Go South

Q2
03
Magazine Cover

It has become increasingly apparent at the recent Design Indaba event in Cape Town as to how sheepish and uncomfortable most of the graphic designers are about their regular work, for corporate clients. In a post-September 11, post-Enron world, most designers are asking questions about their relevance. The question seems to be: are designers just cheerleaders for corporatedom, or worse still, their rent-boys? And this mostly from designers coming from G8 countries. They are facing a crisis of conscience. What they see in the world around them is throwing up more questions than answers. Just being part of the marketing machinery does not sit comfortably, and the zeitgeist is to repel crass commercialism.

The discussion is less about texture, typefaces and image and more about design’s place in society. As a discipline that is so obsessed with its relevance to people, it stands to reason that as designers look at the world today, they are concerned about how they can be a force for good. Stefan Sagmeister described his mid-career angst at February’s Design Indaba. He posed the question: How to be good? And proffered this, hereinafter dubbed by Design Indaba as the Sagmeister theorem: Bad design + good cause = Good, or its corollary: Good design + bad cause = Bad.

Here in the third world, we have grown up with these social concerns - poverty and disease are omnipresent. In South Africa, against the backdrop of good news with the stable political situation, we now have to face the two-headed monster: unemployment and AIDS. So we asked the urgent question about our relevance to our social milieu. And the simple answer is: it’s the economy, stupid! We have to grow the economy or we are toast.

Among the assets in thwarting these perils is our creativity, and we know we can enhance our economy through design. We can improve the lot of our people through harnessing innovative solutions. In truth, if we want to grow the economy at a pace that could absorb all our social pressures, we have to go beyond incrementalism, and create frame-breaking change. A bushfire of creativity is what’s required. Or else, I fear we will become a nation of call-centres.

Importantly, it’s also about context. Understanding one’s place in the world, and one’s ecological niche. Understanding the solidarity we share with the people of the third world. We have found out , through cuts and bruises, that it also the area for which we have distinctive competencies. You see, after 1994, it was fashionable for the larger South African companies to acquire assets in the OECD countries ( the cynical may have called it a controlled emigration strategy for directors who were skittish about the new dispensation in SA!) - and many of them tanked because to play in this league you need deep pockets, and need to understand the market! Now there is a new pragmatism – and many illustrious companies in the South African firmament are looking at India, China, Brazil, Middle East and the rest of Africa for their latest forays. The emerging markets are closer to home.

And so this issue is called Go South. At its most narrow aim, it looks at the issues facing South Africa. At its most ambitious, it tries to pitch a case for the South - that part of the world that makes up the numbers, the plurals, the poor, the unbanked, the under-developed, the rural, the unwired - the uneverything! You see, South is more than a geographic location. It’s a state of mind. It's a circumstance. It’s the condition that 80% of humanity is under the influence of. In the increasingly divided world, South is threatened like never before. And the rich North are not yet willing to give up their position of advantage. In fact, at organs like the WTO (like the brouhaha over Doha) are hell-bent on gorging more! But for many who find themselves in the South it is a seductive, enchanting place. One does not want to romanticise poverty or disease - and we fully acknowledge the parlous plight of millions, yet one knows that the situation is not hopeless. We can overcome. We can in South Africa, for example, see ourselves going from developing to developed nation status in our lifetimes - if we all pull together.

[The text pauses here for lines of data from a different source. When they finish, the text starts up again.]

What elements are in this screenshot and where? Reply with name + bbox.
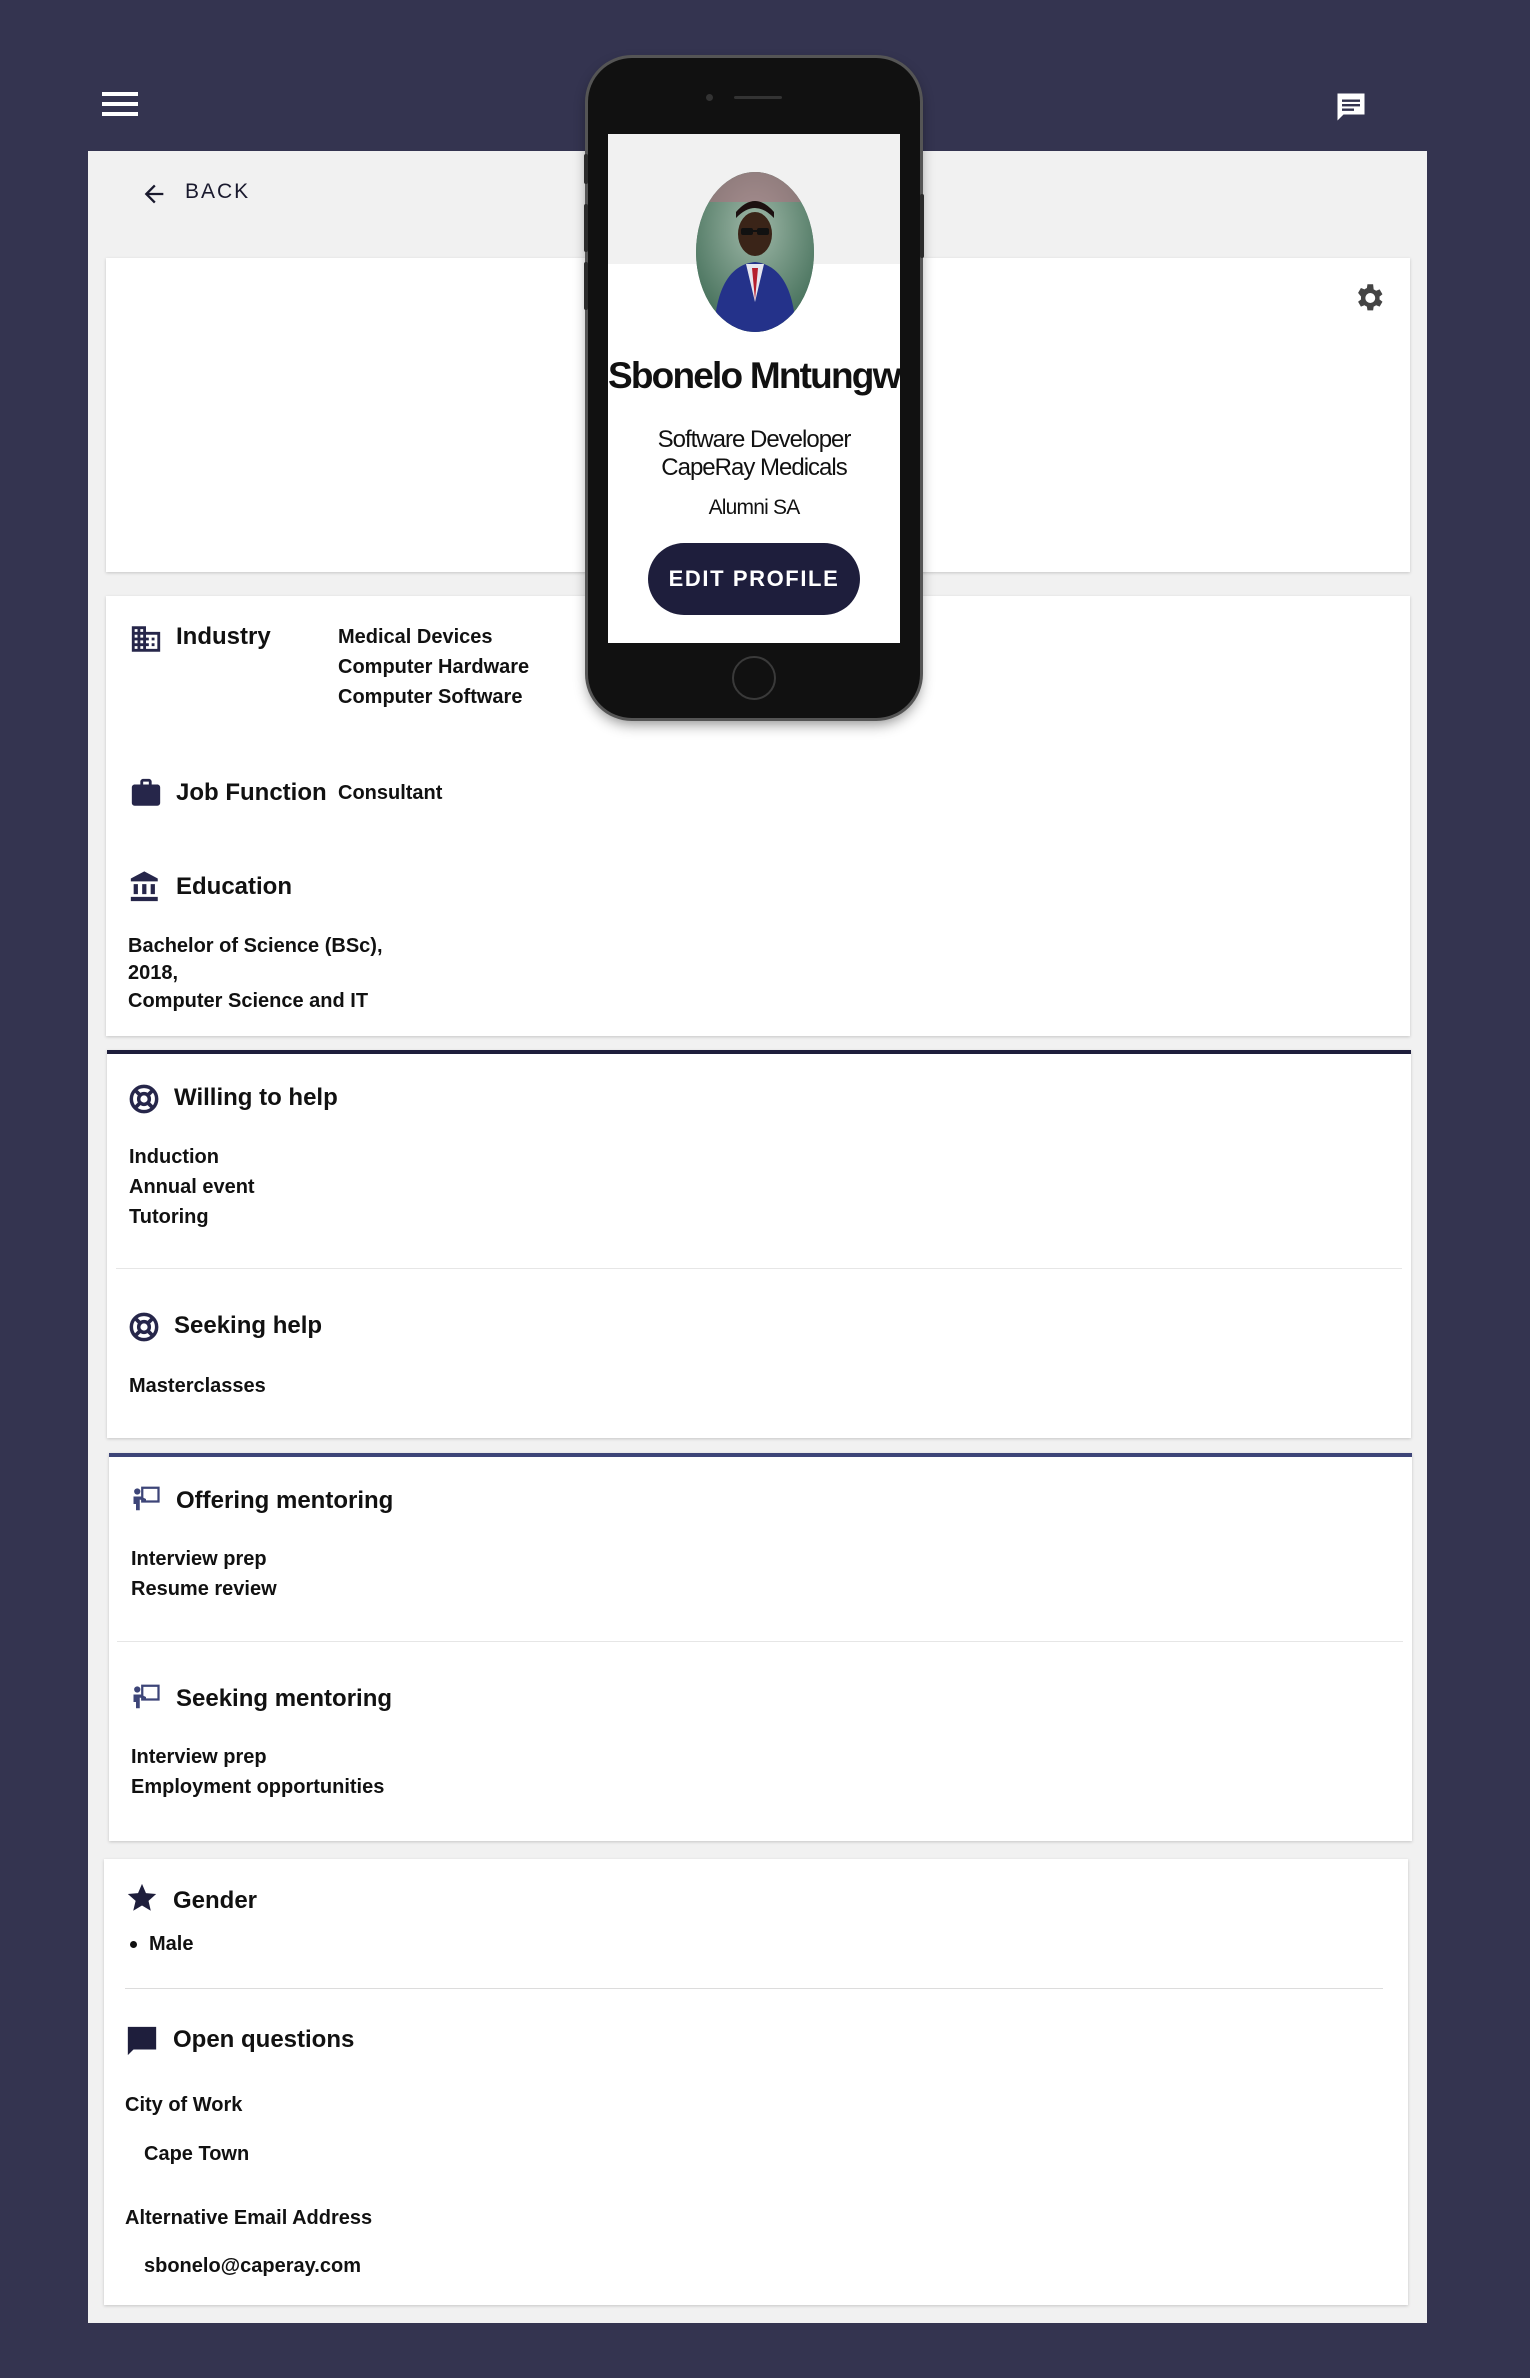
edit-profile-button[interactable]: EDIT PROFILE <box>648 543 860 615</box>
gender-value: Male <box>149 1933 194 1955</box>
teacher-icon <box>133 1486 160 1511</box>
seeking-help-item: Masterclasses <box>129 1375 266 1397</box>
avatar <box>696 172 814 332</box>
open-questions-label: Open questions <box>173 2026 355 2053</box>
phone-speaker <box>734 96 782 99</box>
lifebuoy-icon <box>129 1312 159 1342</box>
chat-icon[interactable] <box>1333 89 1369 125</box>
phone-home-button[interactable] <box>732 656 776 700</box>
divider <box>117 1641 1403 1642</box>
divider <box>125 1988 1383 1989</box>
profile-title: Software Developer <box>657 426 852 453</box>
phone-mockup: Sbonelo Mntungwa Software Developer Cape… <box>584 58 924 718</box>
willing-item: Annual event <box>129 1176 255 1198</box>
edit-profile-label: EDIT PROFILE <box>668 566 840 591</box>
industry-item: Computer Software <box>338 686 523 708</box>
gender-label: Gender <box>173 1887 258 1914</box>
teacher-icon <box>133 1684 160 1709</box>
hamburger-icon[interactable] <box>102 90 138 118</box>
phone-camera <box>706 94 713 101</box>
seeking-mentoring-item: Interview prep <box>131 1746 267 1768</box>
message-icon <box>127 2026 157 2056</box>
back-label: BACK <box>185 180 251 203</box>
lifebuoy-icon <box>129 1084 159 1114</box>
briefcase-icon <box>131 778 161 806</box>
city-of-work-value: Cape Town <box>144 2143 250 2165</box>
seeking-mentoring-label: Seeking mentoring <box>176 1685 393 1712</box>
extra-info-card <box>104 1859 1408 2305</box>
education-label: Education <box>176 873 293 900</box>
profile-company: CapeRay Medicals <box>661 454 847 481</box>
profile-name: Sbonelo Mntungwa <box>608 355 900 396</box>
profile-group: Alumni SA <box>708 496 801 519</box>
seeking-help-label: Seeking help <box>174 1312 323 1339</box>
bank-icon <box>130 871 158 902</box>
building-icon <box>131 626 161 652</box>
offering-mentoring-label: Offering mentoring <box>176 1487 394 1514</box>
alt-email-value: sbonelo@caperay.com <box>144 2255 361 2277</box>
phone-side-button <box>584 262 588 310</box>
star-icon <box>127 1883 157 1911</box>
city-of-work-label: City of Work <box>125 2094 243 2116</box>
phone-screen: Sbonelo Mntungwa Software Developer Cape… <box>608 134 900 643</box>
alt-email-label: Alternative Email Address <box>125 2207 373 2229</box>
industry-item: Computer Hardware <box>338 656 530 678</box>
gear-icon[interactable] <box>1352 281 1386 315</box>
industry-label: Industry <box>176 623 271 650</box>
bullet-icon <box>130 1941 137 1948</box>
job-function-value: Consultant <box>338 782 443 804</box>
offering-item: Resume review <box>131 1578 277 1600</box>
willing-item: Induction <box>129 1146 219 1168</box>
phone-side-button <box>920 194 924 258</box>
phone-side-button <box>584 204 588 252</box>
industry-item: Medical Devices <box>338 626 493 648</box>
seeking-mentoring-item: Employment opportunities <box>131 1776 385 1798</box>
willing-item: Tutoring <box>129 1206 209 1228</box>
education-line: 2018, <box>128 962 179 984</box>
education-line: Computer Science and IT <box>128 990 369 1012</box>
divider <box>116 1268 1402 1269</box>
willing-to-help-label: Willing to help <box>174 1084 338 1111</box>
job-function-label: Job Function <box>176 779 327 806</box>
phone-side-button <box>584 154 588 184</box>
education-line: Bachelor of Science (BSc), <box>128 935 383 957</box>
offering-item: Interview prep <box>131 1548 267 1570</box>
arrow-left-icon <box>144 184 164 204</box>
back-button[interactable]: BACK <box>140 176 250 210</box>
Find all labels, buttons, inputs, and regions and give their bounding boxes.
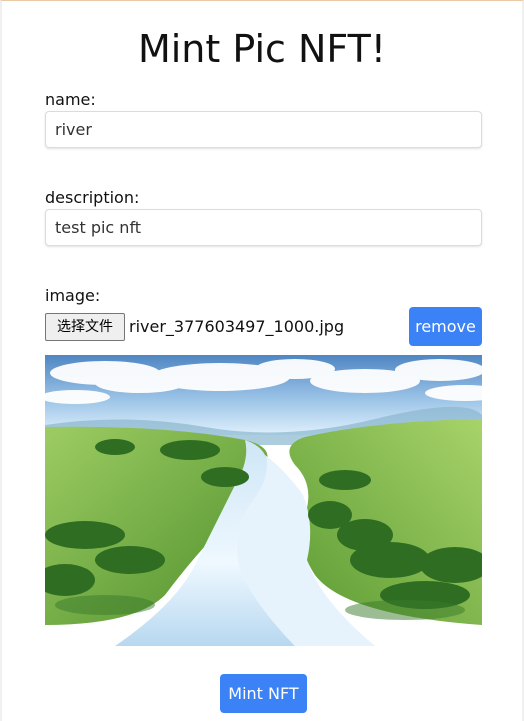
mint-nft-button[interactable]: Mint NFT	[220, 674, 307, 713]
page-title: Mint Pic NFT!	[137, 27, 387, 72]
image-preview	[45, 355, 482, 646]
choose-file-button[interactable]: 选择文件	[45, 313, 125, 341]
description-input[interactable]	[45, 209, 482, 246]
app-window: Mint Pic NFT! name: description: image: …	[0, 0, 524, 721]
remove-button[interactable]: remove	[409, 307, 482, 346]
name-input[interactable]	[45, 111, 482, 148]
image-label: image:	[45, 286, 101, 305]
selected-file-name: river_377603497_1000.jpg	[129, 317, 345, 336]
name-label: name:	[45, 90, 96, 109]
description-label: description:	[45, 188, 140, 207]
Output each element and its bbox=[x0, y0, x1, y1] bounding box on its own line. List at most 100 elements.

But we are also increasingly concerned about the structural impediments we face in trying to improve our lot. We have found, since 1994, that the world is as inequitable as the apartheid state we destroyed. A world that consigns much of Africa to peasantry because, lets face it, the real Mad Cow Disease is the $2 per day every cow receives in the European Union in subsidies! It is propping up an untenable, unsustainable situation – and driving Africa to ruin, when it is so dependent on an agrarian economy. And if the home base is tenuous, then it cannot sustain any development - if we cannot create sustainable domestic markets with discerning consumers, we cannot produce products for export.

So creativity can take one so far, but if we cannot grow markets from a third world base, then we will not develop. More than ever we need to be commercial activists. We need to understand the politics of commerce, and acknowledge that it has an unrivalled power in the 21st century – of the 100 biggest economies of the world, 51 are companies. It is believed that to have an impact we can utilise the power of commerce – and take spanners to the system. The first step comes from understanding what we can do ourselves, with our own buying power of the third world. So before we compete, we need to collaborate.

And the times they are a-changing. We can now celebrate some of the interlopers from the South who have just gatecrashed the G8 meeting in Evian – notably China and India, who will both have bigger economies than many in this elite club, within this decade.